Alfred hates having tea with his aunty, because tea parties are perfectly delightful. Alfred hates delightful things. He much prefers nasty, awful, spooky things like monsters. He spends his days poring over a book all about local monsters, until one day when he has a nasty, awful, spooky idea: he decides to liven up teatime (and make it significantly less delightful) by inviting his favorite monsters along.

Image: Two picture book pages. On the left, a young boy with pale skin and black hair reads a book by candlelight and says, "Whoa..." On the right, a woman with pale skin and black hair scowls and holds a teacup. She says, "Alfred! Tea time!"
Image: Two picture book pages. On the left, a young boy with pale skin and black hair reads a book by candlelight and says, “Whoa…” On the right, a woman with pale skin and black hair scowls and holds a teacup. She says, “Alfred! Tea time!”

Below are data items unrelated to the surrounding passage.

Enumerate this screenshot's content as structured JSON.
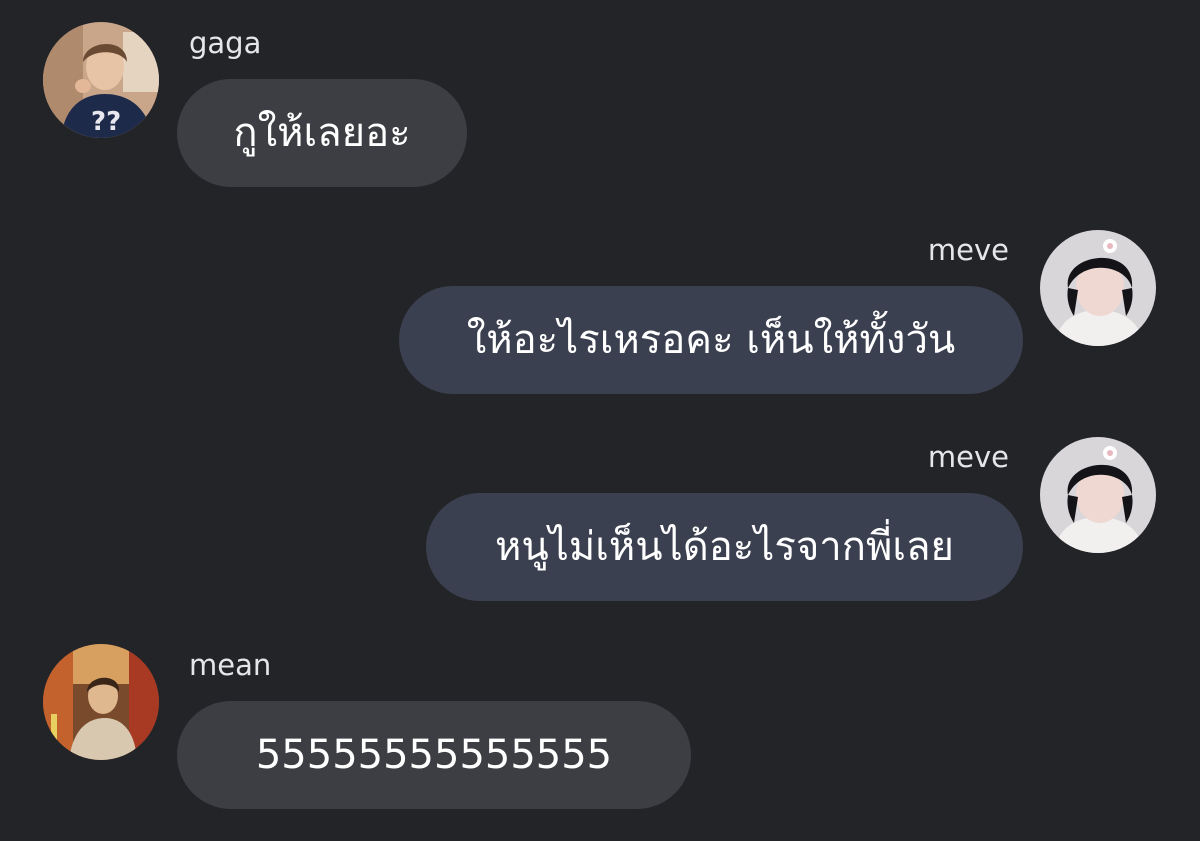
{
  "messages": [
    {
      "sender": "gaga",
      "text": "กูให้เลยอะ",
      "side": "left",
      "avatar_icon": "person-avatar-icon"
    },
    {
      "sender": "meve",
      "text": "ให้อะไรเหรอคะ เห็นให้ทั้งวัน",
      "side": "right",
      "avatar_icon": "person-avatar-icon"
    },
    {
      "sender": "meve",
      "text": "หนูไม่เห็นได้อะไรจากพี่เลย",
      "side": "right",
      "avatar_icon": "person-avatar-icon"
    },
    {
      "sender": "mean",
      "text": "55555555555555",
      "side": "left",
      "avatar_icon": "person-avatar-icon"
    }
  ],
  "colors": {
    "background": "#232428",
    "incoming_bubble": "#3d3e43",
    "outgoing_bubble": "#3b4050",
    "text": "#ffffff",
    "sender_name": "#e6e6e9"
  }
}
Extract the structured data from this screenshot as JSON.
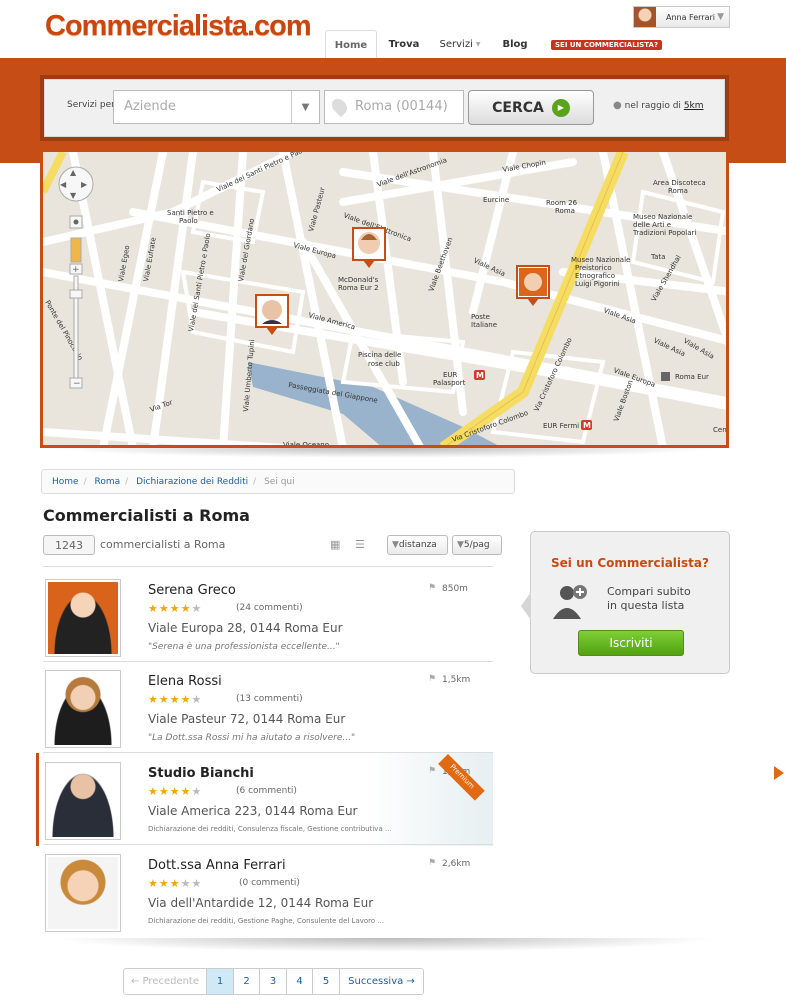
{
  "header": {
    "logo": "Commercialista.com",
    "user_name": "Anna Ferrari",
    "nav": {
      "home": "Home",
      "trova": "Trova",
      "servizi": "Servizi",
      "blog": "Blog"
    },
    "badge": "SEI UN COMMERCIALISTA?"
  },
  "search": {
    "servizi_label": "Servizi per",
    "servizi_value": "Aziende",
    "location_value": "Roma (00144)",
    "button": "CERCA",
    "radius_prefix": "nel raggio di",
    "radius_value": "5km"
  },
  "map": {
    "labels": [
      "Viale dei Santi Pietro e Paolo",
      "Viale dell'Astronomia",
      "Viale Chopin",
      "Viale dell'Elettronica",
      "Viale Umberto Tupini",
      "Viale Europa",
      "Viale Beethoven",
      "Viale Asia",
      "Viale America",
      "Viale Egeo",
      "Viale Eufrate",
      "Viale del Giordano",
      "Via Cristoforo Colombo",
      "Viale Boston",
      "Viale Shendhal",
      "Piscina delle rose club",
      "EUR Palasport",
      "EUR Fermi",
      "Roma Eur",
      "Poste Italiane",
      "McDonald's Roma Eur 2",
      "Museo Nazionale Preistorico Etnografico Luigi Pigorini",
      "Museo Nazionale delle Arti e Tradizioni Popolari",
      "Area Discoteca Roma",
      "Room 26 Roma",
      "Eurcine",
      "Santi Pietro e Paolo",
      "Passeggiata del Giappone",
      "Via Tor",
      "Tata",
      "Viale Oceano",
      "Ponte del Pinocchio",
      "Viale Egeo"
    ]
  },
  "breadcrumb": {
    "items": [
      "Home",
      "Roma",
      "Dichiarazione dei Redditi"
    ],
    "current": "Sei qui"
  },
  "list": {
    "title": "Commercialisti a Roma",
    "count": "1243",
    "count_label": "commercialisti a Roma",
    "sort_distance": "distanza",
    "per_page": "5/pag",
    "items": [
      {
        "name": "Serena Greco",
        "rating": 4,
        "comments": "(24 commenti)",
        "address": "Viale Europa 28, 0144 Roma Eur",
        "note": "\"Serena è una professionista eccellente...\"",
        "distance": "850m"
      },
      {
        "name": "Elena Rossi",
        "rating": 4,
        "comments": "(13 commenti)",
        "address": "Viale Pasteur 72, 0144 Roma Eur",
        "note": "\"La Dott.ssa Rossi mi ha aiutato a risolvere...\"",
        "distance": "1,5km"
      },
      {
        "name": "Studio Bianchi",
        "rating": 4,
        "comments": "(6 commenti)",
        "address": "Viale America 223, 0144 Roma Eur",
        "note": "Dichiarazione dei redditi, Consulenza fiscale, Gestione contributiva ...",
        "distance": "1,8km",
        "premium": "Premium"
      },
      {
        "name": "Dott.ssa Anna Ferrari",
        "rating": 3,
        "comments": "(0 commenti)",
        "address": "Via dell'Antardide 12, 0144 Roma Eur",
        "note": "Dichiarazione dei redditi, Gestione Paghe, Consulente del Lavoro ...",
        "distance": "2,6km"
      }
    ]
  },
  "side": {
    "title": "Sei un Commercialista?",
    "text1": "Compari subito",
    "text2": "in questa lista",
    "button": "Iscriviti"
  },
  "pager": {
    "prev": "← Precedente",
    "pages": [
      "1",
      "2",
      "3",
      "4",
      "5"
    ],
    "next": "Successiva →"
  },
  "colors": {
    "brand": "#c74d16",
    "link": "#1c5d9b",
    "green": "#5ba31a"
  }
}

With apologies to Alfred, author-illustrator Sam Streed’s debut picture book is a delight. His subdued color palette gives the book a chilly, eerie tone that still maintains enough warmth to keep young readers engaged with the sympathetic (if a tad destructive) Alfred and his hilariously stern aunty. Streed provides brilliant pops of color via the monsters’ eyes, giving each Goreyesque creature a humorous but creepy look that perfectly complements this simple, clever story about a boy determined to bring some horror into his everyday life.

Image: A young boy's pale hands hold open a tattered book that shows pictures and includes a description of the Black Shuck, a dog-like creature with one glowing red eye.
Image: A young boy’s pale hands hold open a tattered book that shows pictures and includes a description of the Black Shuck, a dog-like creature with one glowing red eye.

Alfred’s Book of Monsters is a mischievous ode to the kids who prefer haunted graveyards to polite tea parties. (Though, as Alfred discovers, there’s no reason you can’t love both!) Equal parts funny and eerie, this compulsively re-readable gothic picture book serves as a wonderful way to introduce young readers to the nasty, awful, spooky delights of horror literature.


Rating

That’s one tea party I’d love to attend. I give this book 4 out of 5 coffins.